Anyone who is close to my heart knows how fragile I can be once I’ve opened up to someone, once I’ve cried and poured the pain out and basked in all the thoughts that could kill. And I should stop, I should just stop thinking about what may happen and what could be happening and just appreciate the walks and the talks and the silence in between. I shouldn’t overthink things that aren’t worth overthinking about because whatever is in line for you, will eventually find it’s way and you don’t have to force for all of it to come.
But how do I stop? When I’m so used to it. So used to thinking and planning and organising and knowing things. I like assurance. I like it when things go as planned. I like it when I don’t get disappointed. But disappointment is inevitable and I’m always bound to be disappointed because I think too much; it plunges deep within the gyrus of my brain. It’s alarming how I can laugh so much but cry so much within a day.

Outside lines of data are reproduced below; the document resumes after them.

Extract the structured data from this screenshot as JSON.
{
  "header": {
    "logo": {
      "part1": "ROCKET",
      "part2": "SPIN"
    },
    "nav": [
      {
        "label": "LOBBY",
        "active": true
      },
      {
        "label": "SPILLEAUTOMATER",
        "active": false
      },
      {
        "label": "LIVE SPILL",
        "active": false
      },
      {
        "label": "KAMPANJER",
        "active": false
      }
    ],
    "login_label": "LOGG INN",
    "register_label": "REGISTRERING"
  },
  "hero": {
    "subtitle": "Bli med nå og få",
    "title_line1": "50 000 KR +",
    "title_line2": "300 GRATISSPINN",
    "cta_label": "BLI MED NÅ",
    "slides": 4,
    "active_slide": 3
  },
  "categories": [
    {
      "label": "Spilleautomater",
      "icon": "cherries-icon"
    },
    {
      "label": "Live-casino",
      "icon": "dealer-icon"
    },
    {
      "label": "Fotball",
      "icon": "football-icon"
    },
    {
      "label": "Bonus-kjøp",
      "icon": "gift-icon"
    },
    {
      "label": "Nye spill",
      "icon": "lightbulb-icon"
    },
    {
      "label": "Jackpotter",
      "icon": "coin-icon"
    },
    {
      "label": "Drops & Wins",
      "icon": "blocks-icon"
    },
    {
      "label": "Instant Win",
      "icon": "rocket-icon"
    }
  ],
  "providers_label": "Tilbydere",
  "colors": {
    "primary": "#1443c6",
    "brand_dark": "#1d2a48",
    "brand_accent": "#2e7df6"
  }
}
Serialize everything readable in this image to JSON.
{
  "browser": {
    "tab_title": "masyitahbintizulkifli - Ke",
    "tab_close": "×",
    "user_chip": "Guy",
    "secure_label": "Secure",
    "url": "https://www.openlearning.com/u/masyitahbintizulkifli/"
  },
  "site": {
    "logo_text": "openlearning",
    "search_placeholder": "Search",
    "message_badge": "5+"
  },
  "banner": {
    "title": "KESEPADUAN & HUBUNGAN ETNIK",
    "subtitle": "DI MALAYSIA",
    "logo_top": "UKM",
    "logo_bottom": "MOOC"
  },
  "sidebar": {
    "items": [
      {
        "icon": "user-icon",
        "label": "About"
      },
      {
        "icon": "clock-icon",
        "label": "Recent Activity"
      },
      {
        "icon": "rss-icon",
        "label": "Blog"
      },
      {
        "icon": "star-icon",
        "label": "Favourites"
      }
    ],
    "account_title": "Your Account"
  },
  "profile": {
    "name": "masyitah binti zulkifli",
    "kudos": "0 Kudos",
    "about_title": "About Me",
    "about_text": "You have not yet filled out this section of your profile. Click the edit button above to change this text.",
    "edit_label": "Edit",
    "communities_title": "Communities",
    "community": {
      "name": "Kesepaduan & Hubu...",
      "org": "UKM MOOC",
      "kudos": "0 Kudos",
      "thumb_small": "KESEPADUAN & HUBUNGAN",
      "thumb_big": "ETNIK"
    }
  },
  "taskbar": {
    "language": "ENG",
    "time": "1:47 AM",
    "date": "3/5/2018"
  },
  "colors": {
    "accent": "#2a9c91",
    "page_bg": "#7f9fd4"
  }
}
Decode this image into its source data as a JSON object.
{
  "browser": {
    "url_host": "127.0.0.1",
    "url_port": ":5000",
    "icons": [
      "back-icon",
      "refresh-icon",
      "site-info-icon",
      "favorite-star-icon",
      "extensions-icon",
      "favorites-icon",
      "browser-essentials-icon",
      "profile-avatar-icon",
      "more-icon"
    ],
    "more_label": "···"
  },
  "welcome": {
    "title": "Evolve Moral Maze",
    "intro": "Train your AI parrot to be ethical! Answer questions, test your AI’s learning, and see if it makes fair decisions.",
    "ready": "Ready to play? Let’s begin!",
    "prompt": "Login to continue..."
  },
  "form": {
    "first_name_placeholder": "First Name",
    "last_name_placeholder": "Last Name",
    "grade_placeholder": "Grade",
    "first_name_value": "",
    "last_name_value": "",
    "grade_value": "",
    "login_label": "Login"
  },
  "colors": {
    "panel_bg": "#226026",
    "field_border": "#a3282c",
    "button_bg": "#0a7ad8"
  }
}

I remember someone that I used to love. I cried a lot to him, not because of him, but because of life and other things. He understood me even if sometimes the things that I was crying about were only a fraction of what he’s been through. He didn’t judge me for crying over failing a simple exam or a simple quiz even if he has been through sex, lies, alcohol, even drugs just to move on with his life. And I know we’re nothing but two souls who’ve parted and loved others like we did so, but people like these are important. They don’t tell you to get over it because people got it worse. They don’t tell you to shut up and don’t cry because you’ll get through it. But instead they’ll listen to your rants and your dramas no matter how small or how big they are. And I appreciate the people in my life who I can just run to when I need advice, a hug or whatever.
I guess failing revalida for the first time triggered so much emotion. I was crying at this bar, crying at the karaoke place we went to after, crying when my friend whose celebrating her birthday hugged me, crying when another friend arrived, crying when another friend came two hours later. That revalida, it was supposed to be the last one out of four, yet it ticked off as first in the many failures that I will be going through this year. You win some, you lose some. I lost that reva, hopefully I won’t lose myself.